Daxeel’s pain is a part of him. Back then, I never realized, never gave much thought to it, his history, his misery.
Maybe if his flesh was never torn apart by his father, maybe if his father loved his mother the way one should love their evate, then my slight of him wouldn’t have cut him so deeply. Maybe we would find forgiveness sooner, easier than what we do.
‘That’s what you see when you look at me.’
‘What else is there?’
He spoke those ugly words with such tenderness. The realization of it aches a pulsing, crushing sensation in my chest, an echo in a hollow cave.
Daxeel never gave much thought to my pain, either.
He sees me as little more than a privileged brat, let himself believe that my father only ever lectured me after he found me under the willows with Daxeel.
I wonder if we were honest with one another, if we let each other in that bit more, how differently we would see each other. I wonder why I don’t tell him the truth of that night, what father did to me, and the true lengths of my punishment.
Most of all, I wonder—do I have the strength to keep fighting these battles in my pitiful life?
My hand lowers to the pillow I rest my temple on.
For a while, I watch his back, the curve of it rising and falling with his steady breaths. He’s found peace in his slumber.
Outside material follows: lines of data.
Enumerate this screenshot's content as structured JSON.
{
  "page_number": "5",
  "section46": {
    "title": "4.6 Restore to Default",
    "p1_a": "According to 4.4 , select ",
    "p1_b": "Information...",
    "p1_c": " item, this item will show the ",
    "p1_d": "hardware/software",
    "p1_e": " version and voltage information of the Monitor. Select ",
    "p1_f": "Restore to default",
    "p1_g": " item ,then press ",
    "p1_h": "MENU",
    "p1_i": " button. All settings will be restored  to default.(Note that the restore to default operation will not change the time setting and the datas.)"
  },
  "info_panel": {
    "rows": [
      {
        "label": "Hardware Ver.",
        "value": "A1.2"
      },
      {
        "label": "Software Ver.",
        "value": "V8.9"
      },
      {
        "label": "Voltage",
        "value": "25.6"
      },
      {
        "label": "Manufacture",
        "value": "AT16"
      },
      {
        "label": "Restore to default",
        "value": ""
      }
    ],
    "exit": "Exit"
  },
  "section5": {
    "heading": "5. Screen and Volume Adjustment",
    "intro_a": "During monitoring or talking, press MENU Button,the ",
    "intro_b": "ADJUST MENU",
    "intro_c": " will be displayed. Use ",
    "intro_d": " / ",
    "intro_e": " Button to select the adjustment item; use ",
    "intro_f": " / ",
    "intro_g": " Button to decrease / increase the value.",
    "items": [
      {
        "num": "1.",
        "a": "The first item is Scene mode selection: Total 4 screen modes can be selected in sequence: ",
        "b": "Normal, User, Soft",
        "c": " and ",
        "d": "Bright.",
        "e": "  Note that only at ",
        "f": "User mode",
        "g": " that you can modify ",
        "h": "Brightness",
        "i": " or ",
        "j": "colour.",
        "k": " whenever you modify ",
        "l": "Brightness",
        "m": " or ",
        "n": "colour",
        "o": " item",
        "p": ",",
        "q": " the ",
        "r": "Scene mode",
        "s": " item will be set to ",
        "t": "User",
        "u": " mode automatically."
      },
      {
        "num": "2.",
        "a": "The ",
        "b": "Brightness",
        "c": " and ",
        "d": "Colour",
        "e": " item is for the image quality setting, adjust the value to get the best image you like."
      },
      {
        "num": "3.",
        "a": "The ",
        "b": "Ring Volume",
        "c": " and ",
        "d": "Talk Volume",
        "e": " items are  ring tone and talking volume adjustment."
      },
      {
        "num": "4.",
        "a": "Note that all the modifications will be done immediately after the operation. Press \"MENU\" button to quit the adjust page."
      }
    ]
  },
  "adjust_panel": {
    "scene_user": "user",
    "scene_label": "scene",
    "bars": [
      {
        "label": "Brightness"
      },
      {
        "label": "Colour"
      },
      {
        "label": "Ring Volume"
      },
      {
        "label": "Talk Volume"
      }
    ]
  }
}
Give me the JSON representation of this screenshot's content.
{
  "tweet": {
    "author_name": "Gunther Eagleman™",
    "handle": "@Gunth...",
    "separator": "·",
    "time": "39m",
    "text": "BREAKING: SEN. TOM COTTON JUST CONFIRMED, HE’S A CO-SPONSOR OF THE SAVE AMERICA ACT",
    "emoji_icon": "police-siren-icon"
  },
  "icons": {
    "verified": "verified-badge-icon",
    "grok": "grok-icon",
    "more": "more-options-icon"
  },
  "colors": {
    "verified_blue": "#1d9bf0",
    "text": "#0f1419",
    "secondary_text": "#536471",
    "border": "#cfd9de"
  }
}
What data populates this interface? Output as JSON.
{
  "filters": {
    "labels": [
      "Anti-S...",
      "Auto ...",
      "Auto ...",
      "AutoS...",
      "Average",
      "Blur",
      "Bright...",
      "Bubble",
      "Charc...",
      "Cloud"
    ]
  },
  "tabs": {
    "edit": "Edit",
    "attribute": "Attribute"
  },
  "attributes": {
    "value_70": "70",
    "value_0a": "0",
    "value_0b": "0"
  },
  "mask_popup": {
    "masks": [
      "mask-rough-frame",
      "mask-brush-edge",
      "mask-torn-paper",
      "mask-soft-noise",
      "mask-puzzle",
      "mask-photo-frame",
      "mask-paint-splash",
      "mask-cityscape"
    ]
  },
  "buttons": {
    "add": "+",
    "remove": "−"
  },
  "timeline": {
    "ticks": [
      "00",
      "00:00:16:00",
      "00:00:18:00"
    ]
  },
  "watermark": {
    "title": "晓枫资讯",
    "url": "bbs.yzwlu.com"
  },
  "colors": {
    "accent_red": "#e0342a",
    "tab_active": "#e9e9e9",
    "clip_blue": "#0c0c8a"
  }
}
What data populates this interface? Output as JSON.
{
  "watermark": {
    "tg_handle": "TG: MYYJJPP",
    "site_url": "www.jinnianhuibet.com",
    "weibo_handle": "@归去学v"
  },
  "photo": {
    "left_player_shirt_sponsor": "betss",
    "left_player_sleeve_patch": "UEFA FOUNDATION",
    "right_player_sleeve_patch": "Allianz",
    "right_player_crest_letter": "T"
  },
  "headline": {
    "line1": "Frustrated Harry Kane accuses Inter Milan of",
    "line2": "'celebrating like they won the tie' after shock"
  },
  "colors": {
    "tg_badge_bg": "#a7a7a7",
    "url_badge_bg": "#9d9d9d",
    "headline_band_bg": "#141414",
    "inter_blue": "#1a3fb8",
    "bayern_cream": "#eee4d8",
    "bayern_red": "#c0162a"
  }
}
Might be the scent of me in the bedchamber with him that keeps his rest so soothing. Might be the cruel satisfaction of his slight victory.
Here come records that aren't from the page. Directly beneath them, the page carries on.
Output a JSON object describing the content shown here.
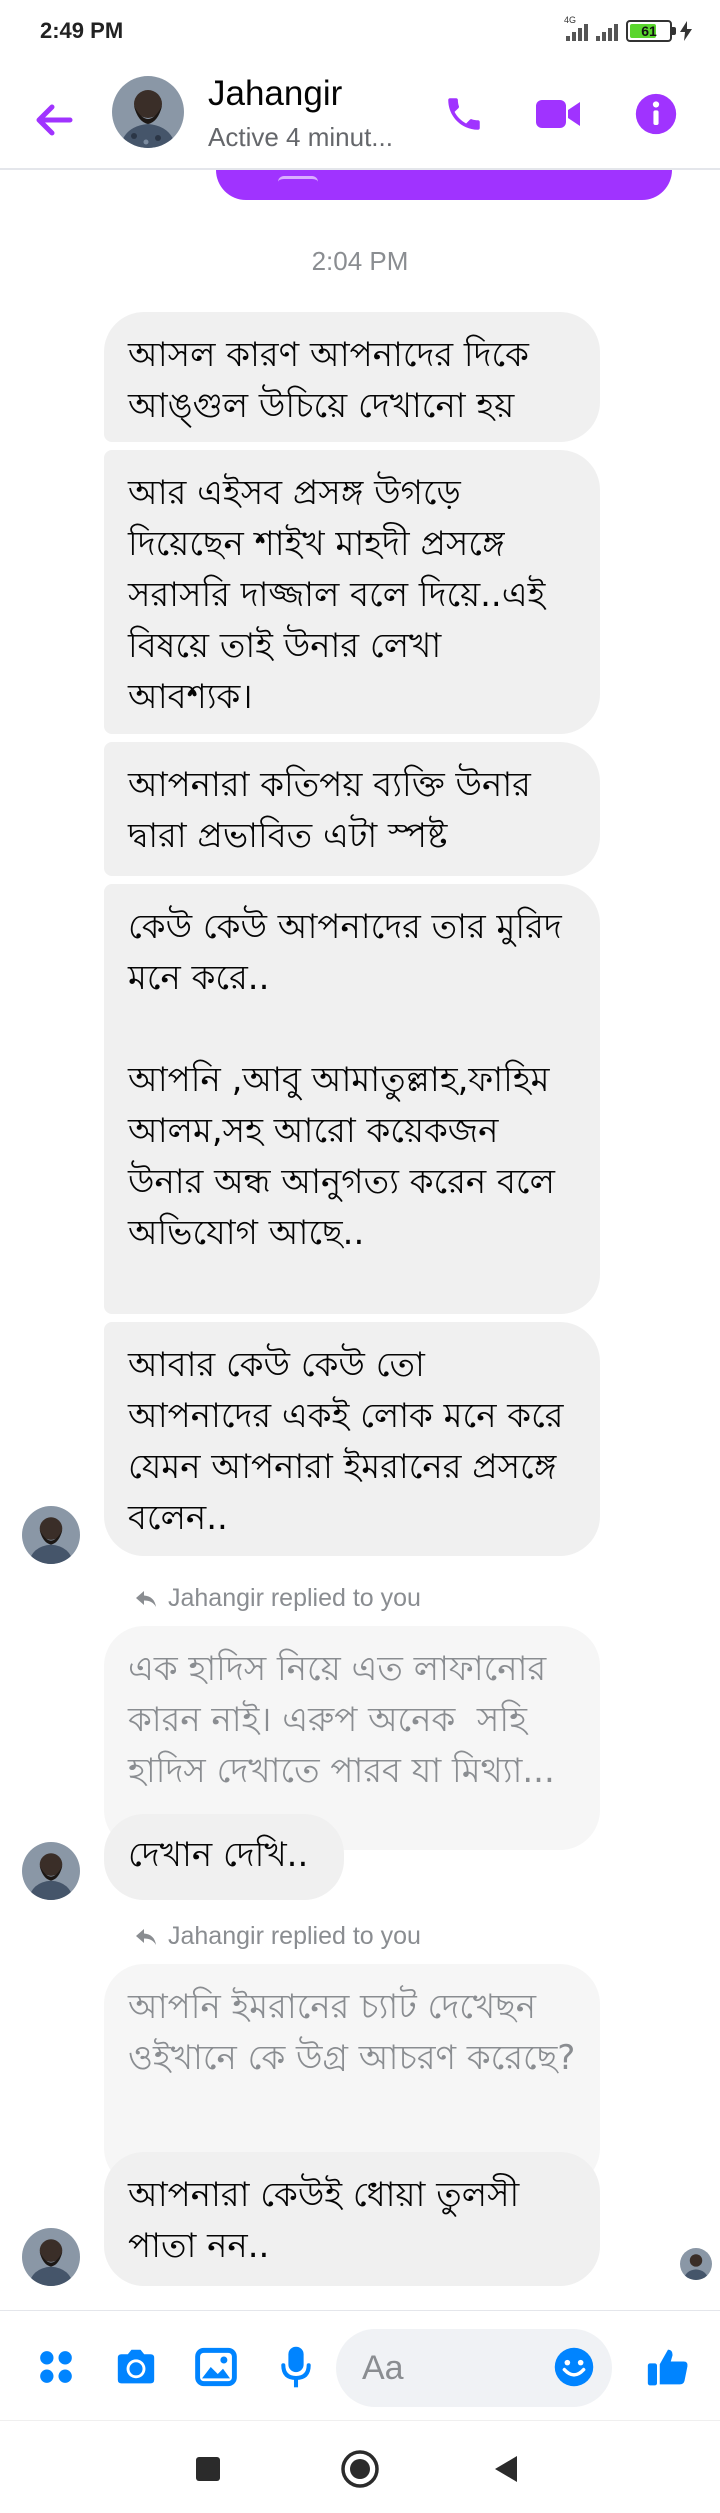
{
  "status_bar": {
    "time": "2:49 PM",
    "network": "4G",
    "battery": "61"
  },
  "header": {
    "name": "Jahangir",
    "status": "Active 4 minut..."
  },
  "chat": {
    "time_separator": "2:04 PM",
    "group1": [
      "আসল কারণ আপনাদের দিকে আঙ্গুল উচিয়ে দেখানো হয়",
      "আর এইসব প্রসঙ্গ উগড়ে দিয়েছেন শাইখ মাহদী প্রসঙ্গে সরাসরি দাজ্জাল বলে দিয়ে..এই বিষয়ে তাই উনার লেখা আবশ্যক।",
      "আপনারা কতিপয় ব্যক্তি উনার দ্বারা প্রভাবিত এটা স্পষ্ট",
      "কেউ কেউ আপনাদের তার মুরিদ মনে করে..\n\nআপনি ,আবু আমাতুল্লাহ,ফাহিম আলম,সহ আরো কয়েকজন উনার অন্ধ আনুগত্য করেন বলে অভিযোগ আছে..",
      "আবার কেউ কেউ তো আপনাদের একই লোক মনে করে যেমন আপনারা ইমরানের প্রসঙ্গে বলেন.."
    ],
    "reply1": {
      "label": "Jahangir replied to you",
      "quoted": "এক হাদিস নিয়ে এত লাফানোর কারন নাই। এরুপ অনেক  সহি হাদিস দেখাতে পারব যা মিথ্যা...",
      "message": "দেখান দেখি.."
    },
    "reply2": {
      "label": "Jahangir replied to you",
      "quoted": "আপনি ইমরানের চ্যাট দেখেছন ওইখানে কে উগ্র আচরণ করেছে?",
      "message": "আপনারা কেউই ধোয়া তুলসী পাতা নন.."
    }
  },
  "composer": {
    "placeholder": "Aa"
  },
  "colors": {
    "accent": "#a033ff",
    "blue": "#0084ff",
    "bubble": "#f0f0f0"
  },
  "icons": [
    "back-arrow-icon",
    "phone-icon",
    "video-icon",
    "info-icon",
    "apps-icon",
    "camera-icon",
    "gallery-icon",
    "mic-icon",
    "emoji-icon",
    "thumbs-up-icon",
    "recents-icon",
    "home-icon",
    "back-icon"
  ]
}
I ache to reach out for him, to touch his scars and kiss them away, to whisper sorrys that he doesn’t care to hear because they mean so little to him. A part of me now understands why.
Sorrys don’t remove the scars.
He has faced,endured, too many betrayals in his life, and mine cut deeper than those scars.
I leave him untouched.
Gently, I slip out of the bed and creep over to the crumpled chemise on the floor. Silent, like the Quiet we’re inching out of, closer to the humidity of the Warmth, I peel the cotton slip from the rug, and I cut a look ahead, to the piles of ribbons, tulle, satin and a shredded corset. The remnants of a gown.
I pull on the chemise as I sneak out of the room.
And with one look back at Daxeel before I shut the door on him, I see that he doesn’t stir.
The washroom isn’t easy to find.
The doors confuse me, the wood that’s sometimes smooth with a lacquered blue, and other times blotched with crimsons and yellows, but always a shifting colour, changeable—and I understand now that the doors are enchanted.
I wander the fourth floor, eyeing up doors the deepest shade of blue, as dark as Daxeel’s eyes, some a grimy shade of grey—like when Knife washes my white dresses with my black breeches to annoy me, and the white is never quite the same again—and others as black as tar.
It isn’t until I come across a regular door of carved wood that looks softer to the touch than silk, that the magick of it reveals itself to me.
The door unlocks itself.
I stumble back and watch it as fiercely as I would watch a faerie hound advancing on me.
Then, as though pushed by an invisible hand, it creaks open all the way—and reveals a black marble washroom.
I know enough about enchantments to recognize expensive tricks when I see them. Self-opening doors, colour coded—an enchantment that cost some gold and then more.
I fast figure out two colours and what they mean. Blue is sleep; in that room, someone is resting. Ordinary, untouched wood means the room beyond it is unoccupied.
The other colours, I still have to learn.
Right now, my focus is stolen completely by the door across the washroom, the one with the chamber pot on the other side.
I do my business, then take care to wash my body with a cloth before I leave to find the kitchens.